Stratified k-fold: force each fold to preserve the class proportions of the whole dataset. With imbalanced classes a random fold can contain almost no positives, making its score meaningless; stratification is the default for classification, costing nothing.
Leave-one-out (k = n): the extreme — train n times on n−1 points. Nearly unbiased (each model sees almost all the data), but n trainings is usually absurd, and the n models are so similar that the estimate's variance is not as low as the effort suggests. Worth it only for very small datasets or models with closed-form refits.
Nested CV: when CV both tunes hyperparameters and reports final performance, the report is contaminated — the winning configuration was chosen because it scored well on these folds. Nest an inner CV loop for tuning inside an outer loop for assessment; the outer score is then honest.

04 · The cardinal sinsHow CV lies to you

Sin	What happens	The rule
Preprocessing leakage	Standardisation, feature selection, whitening, or imputation fit on all data before splitting lets the validation fold's statistics leak into training. Selecting features on the full data then "validating" can make pure noise score brilliantly.	Fit every preprocessing step inside the fold, on the training portion only (pipelines exist for exactly this).
Tuning on the test set	Evaluate on the held-out test set repeatedly while tuning, and you have promoted it to a validation set; the final number is an optimistic fiction.	The test set is touched once, after every decision is frozen. CV is where the iteration happens.
Shuffling temporal data	Random folds let the model train on the future and validate on the past — backtesting a forecaster with tomorrow's newspaper. Scores collapse on deployment.	Time-series splits: expanding or rolling windows, train always strictly before validate; group-aware folds for repeated entities (same patient, same user) for the same reason.

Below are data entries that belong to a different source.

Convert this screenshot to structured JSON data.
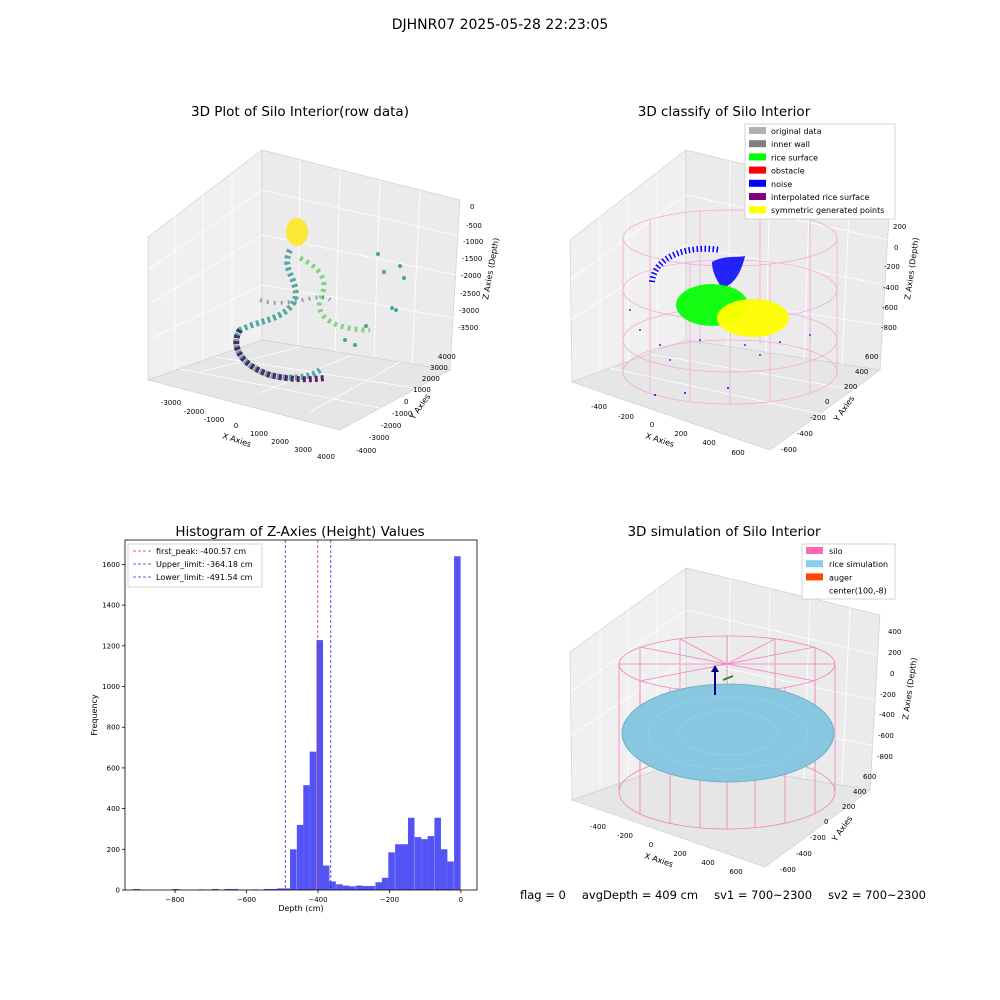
{
  "suptitle": "DJHNR07 2025-05-28 22:23:05",
  "status": {
    "flag": "flag = 0",
    "avg_depth": "avgDepth = 409 cm",
    "sv1": "sv1 = 700~2300",
    "sv2": "sv2 = 700~2300"
  },
  "colors": {
    "hist_bar": "#4a4af5",
    "peak_line": "#e0302a",
    "limit_line": "#2b2bd9",
    "silo_wire": "#f47fbd",
    "rice_sim": "#87c7e0",
    "rice_surface": "#00ff00",
    "noise": "#0000ff",
    "symmetric": "#ffff00"
  },
  "chart_data": [
    {
      "type": "scatter",
      "title": "3D Plot of Silo Interior(row data)",
      "xlabel": "X Axies",
      "ylabel": "Y Axies",
      "zlabel": "Z Axies (Depth)",
      "xticks": [
        "-3000",
        "-2000",
        "-1000",
        "0",
        "1000",
        "2000",
        "3000",
        "4000"
      ],
      "yticks": [
        "-4000",
        "-3000",
        "-2000",
        "-1000",
        "0",
        "1000",
        "2000",
        "3000",
        "4000"
      ],
      "zticks": [
        "0",
        "-500",
        "-1000",
        "-1500",
        "-2000",
        "-2500",
        "-3000",
        "-3500"
      ],
      "xlim": [
        -3500,
        4500
      ],
      "ylim": [
        -4500,
        4500
      ],
      "zlim": [
        -3800,
        200
      ],
      "colormap": "viridis (by depth)"
    },
    {
      "type": "scatter",
      "title": "3D classify of Silo Interior",
      "xlabel": "X Axies",
      "ylabel": "Y Axies",
      "zlabel": "Z Axies (Depth)",
      "xticks": [
        "-400",
        "-200",
        "0",
        "200",
        "400",
        "600"
      ],
      "yticks": [
        "-600",
        "-400",
        "-200",
        "0",
        "200",
        "400",
        "600"
      ],
      "zticks": [
        "200",
        "0",
        "-200",
        "-400",
        "-600",
        "-800"
      ],
      "xlim": [
        -500,
        700
      ],
      "ylim": [
        -700,
        700
      ],
      "zlim": [
        -950,
        350
      ],
      "legend": [
        {
          "label": "original data",
          "color": "#b0b0b0"
        },
        {
          "label": "inner wall",
          "color": "#808080"
        },
        {
          "label": "rice surface",
          "color": "#00ff00"
        },
        {
          "label": "obstacle",
          "color": "#ff0000"
        },
        {
          "label": "noise",
          "color": "#0000ff"
        },
        {
          "label": "interpolated rice surface",
          "color": "#800080"
        },
        {
          "label": "symmetric generated points",
          "color": "#ffff00"
        }
      ],
      "legend_position": "top-right"
    },
    {
      "type": "bar",
      "title": "Histogram of Z-Axies (Height) Values",
      "xlabel": "Depth (cm)",
      "ylabel": "Frequency",
      "xlim": [
        -940,
        45
      ],
      "ylim": [
        0,
        1720
      ],
      "xticks": [
        -800,
        -600,
        -400,
        -200,
        0
      ],
      "yticks": [
        0,
        200,
        400,
        600,
        800,
        1000,
        1200,
        1400,
        1600
      ],
      "bin_width": 18.3,
      "bins": [
        {
          "x": -908,
          "v": 5
        },
        {
          "x": -798,
          "v": 5
        },
        {
          "x": -725,
          "v": 3
        },
        {
          "x": -688,
          "v": 5
        },
        {
          "x": -652,
          "v": 5
        },
        {
          "x": -633,
          "v": 5
        },
        {
          "x": -578,
          "v": 3
        },
        {
          "x": -542,
          "v": 5
        },
        {
          "x": -523,
          "v": 5
        },
        {
          "x": -505,
          "v": 8
        },
        {
          "x": -487,
          "v": 8
        },
        {
          "x": -469,
          "v": 200
        },
        {
          "x": -450,
          "v": 320
        },
        {
          "x": -432,
          "v": 515
        },
        {
          "x": -414,
          "v": 680
        },
        {
          "x": -395,
          "v": 1228
        },
        {
          "x": -377,
          "v": 120
        },
        {
          "x": -359,
          "v": 42
        },
        {
          "x": -340,
          "v": 28
        },
        {
          "x": -322,
          "v": 22
        },
        {
          "x": -304,
          "v": 18
        },
        {
          "x": -285,
          "v": 22
        },
        {
          "x": -267,
          "v": 20
        },
        {
          "x": -249,
          "v": 20
        },
        {
          "x": -230,
          "v": 38
        },
        {
          "x": -212,
          "v": 60
        },
        {
          "x": -194,
          "v": 185
        },
        {
          "x": -175,
          "v": 225
        },
        {
          "x": -157,
          "v": 225
        },
        {
          "x": -139,
          "v": 355
        },
        {
          "x": -120,
          "v": 260
        },
        {
          "x": -102,
          "v": 250
        },
        {
          "x": -84,
          "v": 265
        },
        {
          "x": -65,
          "v": 355
        },
        {
          "x": -47,
          "v": 200
        },
        {
          "x": -29,
          "v": 140
        },
        {
          "x": -10,
          "v": 1640
        }
      ],
      "vlines": [
        {
          "label": "first_peak: -400.57 cm",
          "x": -400.57,
          "color": "#e0302a"
        },
        {
          "label": "Upper_limit: -364.18 cm",
          "x": -364.18,
          "color": "#2b2bd9"
        },
        {
          "label": "Lower_limit: -491.54 cm",
          "x": -491.54,
          "color": "#2b2bd9"
        }
      ],
      "legend_position": "top-left"
    },
    {
      "type": "scatter",
      "title": "3D simulation of Silo Interior",
      "xlabel": "X Axies",
      "ylabel": "Y Axies",
      "zlabel": "Z Axies (Depth)",
      "xticks": [
        "-400",
        "-200",
        "0",
        "200",
        "400",
        "600"
      ],
      "yticks": [
        "-600",
        "-400",
        "-200",
        "0",
        "200",
        "400",
        "600"
      ],
      "zticks": [
        "400",
        "200",
        "0",
        "-200",
        "-400",
        "-600",
        "-800"
      ],
      "xlim": [
        -500,
        700
      ],
      "ylim": [
        -700,
        700
      ],
      "zlim": [
        -950,
        500
      ],
      "legend": [
        {
          "label": "silo",
          "color": "#ff69b4"
        },
        {
          "label": "rice simulation",
          "color": "#87ceeb"
        },
        {
          "label": "auger",
          "color": "#ff4500"
        },
        {
          "label": "center(100,-8)",
          "color": ""
        }
      ],
      "legend_position": "top-right"
    }
  ]
}
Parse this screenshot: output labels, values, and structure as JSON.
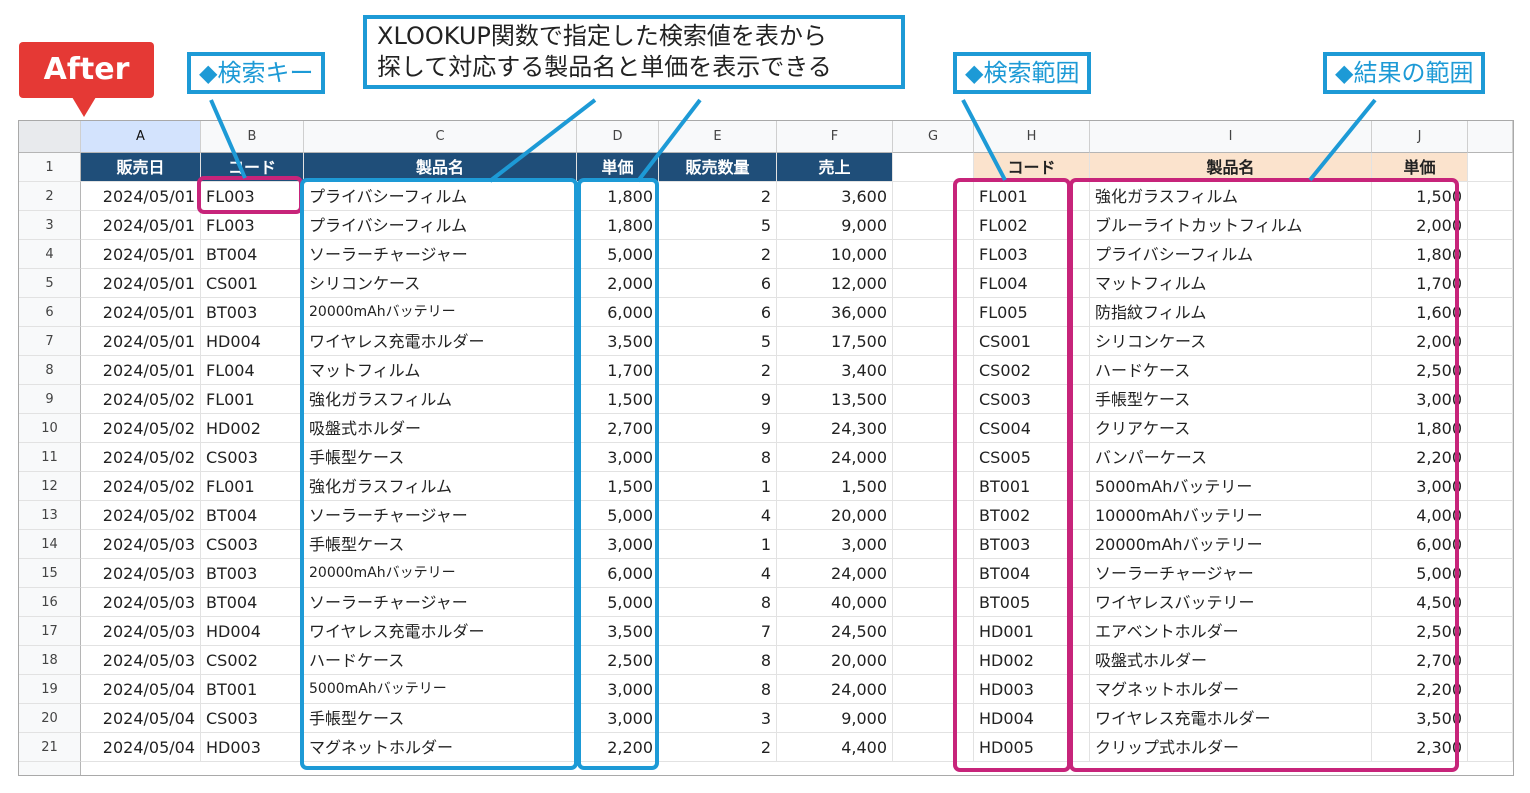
{
  "badge": "After",
  "callouts": {
    "key": "◆検索キー",
    "desc_line1": "XLOOKUP関数で指定した検索値を表から",
    "desc_line2": "探して対応する製品名と単価を表示できる",
    "range": "◆検索範囲",
    "result": "◆結果の範囲"
  },
  "columns": [
    "A",
    "B",
    "C",
    "D",
    "E",
    "F",
    "G",
    "H",
    "I",
    "J"
  ],
  "sales_headers": [
    "販売日",
    "コード",
    "製品名",
    "単価",
    "販売数量",
    "売上"
  ],
  "lookup_headers": [
    "コード",
    "製品名",
    "単価"
  ],
  "sales_rows": [
    [
      "2024/05/01",
      "FL003",
      "プライバシーフィルム",
      "1,800",
      "2",
      "3,600"
    ],
    [
      "2024/05/01",
      "FL003",
      "プライバシーフィルム",
      "1,800",
      "5",
      "9,000"
    ],
    [
      "2024/05/01",
      "BT004",
      "ソーラーチャージャー",
      "5,000",
      "2",
      "10,000"
    ],
    [
      "2024/05/01",
      "CS001",
      "シリコンケース",
      "2,000",
      "6",
      "12,000"
    ],
    [
      "2024/05/01",
      "BT003",
      "20000mAhバッテリー",
      "6,000",
      "6",
      "36,000"
    ],
    [
      "2024/05/01",
      "HD004",
      "ワイヤレス充電ホルダー",
      "3,500",
      "5",
      "17,500"
    ],
    [
      "2024/05/01",
      "FL004",
      "マットフィルム",
      "1,700",
      "2",
      "3,400"
    ],
    [
      "2024/05/02",
      "FL001",
      "強化ガラスフィルム",
      "1,500",
      "9",
      "13,500"
    ],
    [
      "2024/05/02",
      "HD002",
      "吸盤式ホルダー",
      "2,700",
      "9",
      "24,300"
    ],
    [
      "2024/05/02",
      "CS003",
      "手帳型ケース",
      "3,000",
      "8",
      "24,000"
    ],
    [
      "2024/05/02",
      "FL001",
      "強化ガラスフィルム",
      "1,500",
      "1",
      "1,500"
    ],
    [
      "2024/05/02",
      "BT004",
      "ソーラーチャージャー",
      "5,000",
      "4",
      "20,000"
    ],
    [
      "2024/05/03",
      "CS003",
      "手帳型ケース",
      "3,000",
      "1",
      "3,000"
    ],
    [
      "2024/05/03",
      "BT003",
      "20000mAhバッテリー",
      "6,000",
      "4",
      "24,000"
    ],
    [
      "2024/05/03",
      "BT004",
      "ソーラーチャージャー",
      "5,000",
      "8",
      "40,000"
    ],
    [
      "2024/05/03",
      "HD004",
      "ワイヤレス充電ホルダー",
      "3,500",
      "7",
      "24,500"
    ],
    [
      "2024/05/03",
      "CS002",
      "ハードケース",
      "2,500",
      "8",
      "20,000"
    ],
    [
      "2024/05/04",
      "BT001",
      "5000mAhバッテリー",
      "3,000",
      "8",
      "24,000"
    ],
    [
      "2024/05/04",
      "CS003",
      "手帳型ケース",
      "3,000",
      "3",
      "9,000"
    ],
    [
      "2024/05/04",
      "HD003",
      "マグネットホルダー",
      "2,200",
      "2",
      "4,400"
    ]
  ],
  "lookup_rows": [
    [
      "FL001",
      "強化ガラスフィルム",
      "1,500"
    ],
    [
      "FL002",
      "ブルーライトカットフィルム",
      "2,000"
    ],
    [
      "FL003",
      "プライバシーフィルム",
      "1,800"
    ],
    [
      "FL004",
      "マットフィルム",
      "1,700"
    ],
    [
      "FL005",
      "防指紋フィルム",
      "1,600"
    ],
    [
      "CS001",
      "シリコンケース",
      "2,000"
    ],
    [
      "CS002",
      "ハードケース",
      "2,500"
    ],
    [
      "CS003",
      "手帳型ケース",
      "3,000"
    ],
    [
      "CS004",
      "クリアケース",
      "1,800"
    ],
    [
      "CS005",
      "バンパーケース",
      "2,200"
    ],
    [
      "BT001",
      "5000mAhバッテリー",
      "3,000"
    ],
    [
      "BT002",
      "10000mAhバッテリー",
      "4,000"
    ],
    [
      "BT003",
      "20000mAhバッテリー",
      "6,000"
    ],
    [
      "BT004",
      "ソーラーチャージャー",
      "5,000"
    ],
    [
      "BT005",
      "ワイヤレスバッテリー",
      "4,500"
    ],
    [
      "HD001",
      "エアベントホルダー",
      "2,500"
    ],
    [
      "HD002",
      "吸盤式ホルダー",
      "2,700"
    ],
    [
      "HD003",
      "マグネットホルダー",
      "2,200"
    ],
    [
      "HD004",
      "ワイヤレス充電ホルダー",
      "3,500"
    ],
    [
      "HD005",
      "クリップ式ホルダー",
      "2,300"
    ]
  ],
  "colors": {
    "header_blue": "#1f4e79",
    "header_peach": "#fbe3cd",
    "callout_blue": "#1d9ad6",
    "highlight_pink": "#c7247a",
    "badge_red": "#e53935"
  }
}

One sentence covers all three: the validation fold must contain no information that was available, in any form, when its model was built. Every sin is a violation of that sentence; the gap-based diagnostics of overfitting / underfitting are only as honest as this hygiene.

Mental Model

A single split is one noisy sample of the quantity you care about; k-fold averages k of them and wastes nothing.
Every point validates exactly once, trains k−1 times; the fold scores' spread is a free error bar.
Stratify for classification; leave-one-out only when data is tiny; nest the loops when CV both tunes and reports.
Fit all preprocessing inside the fold — leakage is the silent killer of honest numbers.
The test set is read once. Temporal data validates only on its future.